En poste à Tunis depuis novembre 2025, le ‘’nouvel’’ Ambassadeur du Gabon en Tunisie, Pierre Ntsiet N’golo, a levé un coin de voile sur une feuille de route claire, portant sur la mission à lui confiée par les plus hautes autorités du pays, en tête desquelles, le président de la République, chef de l’Etat, Brice Clotaire Oligui Nguéma. Il s’agit, a-t-il précisé, de relancer et redynamiser une coopération bilatérale, en perte de vitesse ; et repositionner les échanges autour d’intérêts économiques, scientifiques et culturels concrets. Dans un récent entretien accordé à nos confrères tunisiens du journal « Entreprises Magazine », le diplomate gabonais, passé par les chancelleries de Dakar et Paris, avant d’être promu à la tête de la représentation diplomatique de la République Gabonaise en Tunisie, livre une lecture lucide et sans détour de la situation. Il trace, avec l’esprit didactique qu’on lui connait, les perspectives à court et moyen termes de la coopération »new look » sur l’axe Libreville – Tunis.

Dans cet entretien l’Ambassadeur évoque d’emblée les raisons de la stagnation qui a marqué les relations entre Libreville et Tunis ces dernières années. « Cette situation de léthargie est consécutive à ce que j’assimilerais à une diplomatie de sommeil d’une période d’environ cinq ans », a renseigné Pierre Ntsiet N’golo.
L’absence d’un ambassadeur gabonais en poste après 2021 a, selon lui, affaibli le suivi des dossiers et ralenti les initiatives bilatérales.
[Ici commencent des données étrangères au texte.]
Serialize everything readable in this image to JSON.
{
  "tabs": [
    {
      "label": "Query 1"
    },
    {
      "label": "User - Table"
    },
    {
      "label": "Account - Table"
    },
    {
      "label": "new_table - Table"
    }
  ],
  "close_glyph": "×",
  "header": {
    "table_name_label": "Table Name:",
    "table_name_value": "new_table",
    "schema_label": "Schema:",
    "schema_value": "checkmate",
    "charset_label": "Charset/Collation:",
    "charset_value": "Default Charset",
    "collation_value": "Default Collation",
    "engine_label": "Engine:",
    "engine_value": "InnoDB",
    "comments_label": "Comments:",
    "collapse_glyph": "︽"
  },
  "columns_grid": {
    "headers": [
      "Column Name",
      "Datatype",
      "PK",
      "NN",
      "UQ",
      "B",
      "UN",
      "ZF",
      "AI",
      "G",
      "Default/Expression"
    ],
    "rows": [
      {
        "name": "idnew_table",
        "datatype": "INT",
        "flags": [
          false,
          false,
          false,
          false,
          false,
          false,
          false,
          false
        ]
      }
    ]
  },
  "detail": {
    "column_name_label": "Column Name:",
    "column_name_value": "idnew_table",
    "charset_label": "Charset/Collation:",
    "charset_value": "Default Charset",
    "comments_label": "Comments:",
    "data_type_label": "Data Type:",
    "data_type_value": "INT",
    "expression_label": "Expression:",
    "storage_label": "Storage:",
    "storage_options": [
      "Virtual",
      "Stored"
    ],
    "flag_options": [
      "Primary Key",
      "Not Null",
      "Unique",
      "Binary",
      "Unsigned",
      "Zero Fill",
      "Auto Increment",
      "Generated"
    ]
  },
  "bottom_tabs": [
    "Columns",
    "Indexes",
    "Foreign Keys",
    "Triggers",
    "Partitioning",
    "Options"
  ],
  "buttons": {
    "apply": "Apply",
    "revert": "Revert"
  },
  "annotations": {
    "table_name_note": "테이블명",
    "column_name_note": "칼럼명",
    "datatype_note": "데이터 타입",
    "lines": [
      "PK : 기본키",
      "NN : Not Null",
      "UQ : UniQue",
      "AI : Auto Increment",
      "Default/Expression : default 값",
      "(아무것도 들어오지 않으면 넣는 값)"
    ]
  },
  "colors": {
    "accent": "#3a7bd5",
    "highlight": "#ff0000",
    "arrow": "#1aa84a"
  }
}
Sa prise de fonction officielle, après la présentation de ses lettres de créance au président tunisien, Kaïs Saïed, marque, selon lui, un « réveil stratégique » des relations bilatérales entre les deux pays.
Axes de coopération prioritaires
L’économie occupe une place centrale dans cette relance, selon Pierre Ntsiet N’golo qui met en avant une diplomatie économique axée sur la recherche de partenariats et d’investissements. « Il s’agit d’œuvrer à la recherche des collaborations et des partenariats économiques pour le financement et la crédibilité de l’économie gabonaise », a-t-il expliqué.

Des discussions sont en cours avec plusieurs structures tunisiennes, dont le Tunisia Africa Business Council (TABC), en vue d’organiser des missions économiques au Gabon, notamment à Port-Gentil, autour des infrastructures, de l’énergie, de l’eau et du logement, apprend-on.
Au-delà du volet économique, l’ambassadeur entend élargir la coopération à des secteurs clés tels que la formation universitaire, les technologies et la santé. Des échanges avancés concernent l’orientation des étudiants gabonais vers des filières techniques en Tunisie, notamment le génie agroalimentaire, le génie biomédical ou encore les biotechnologies, révèle Pierre Ntsiet N’golo.
Dans le domaine sanitaire, l’accent est mis sur le tourisme médical et la formation du personnel de santé, avec la perspective d’un renforcement des partenariats existants avec des structures tunisiennes spécialisées.
La diplomatie culturelle, en pole position
Agissant, dans tous les cas, en accord avec la »Centrale », le ministère en charge des Affaires étrangères et de la coopération, à Libreville, l’Ambassade prévoit l’organisation des « Journées culturelles du Gabon » à Tunis, ces 28 au 30 mars 2026, afin de promouvoir le patrimoine artistique et culturel gabonais.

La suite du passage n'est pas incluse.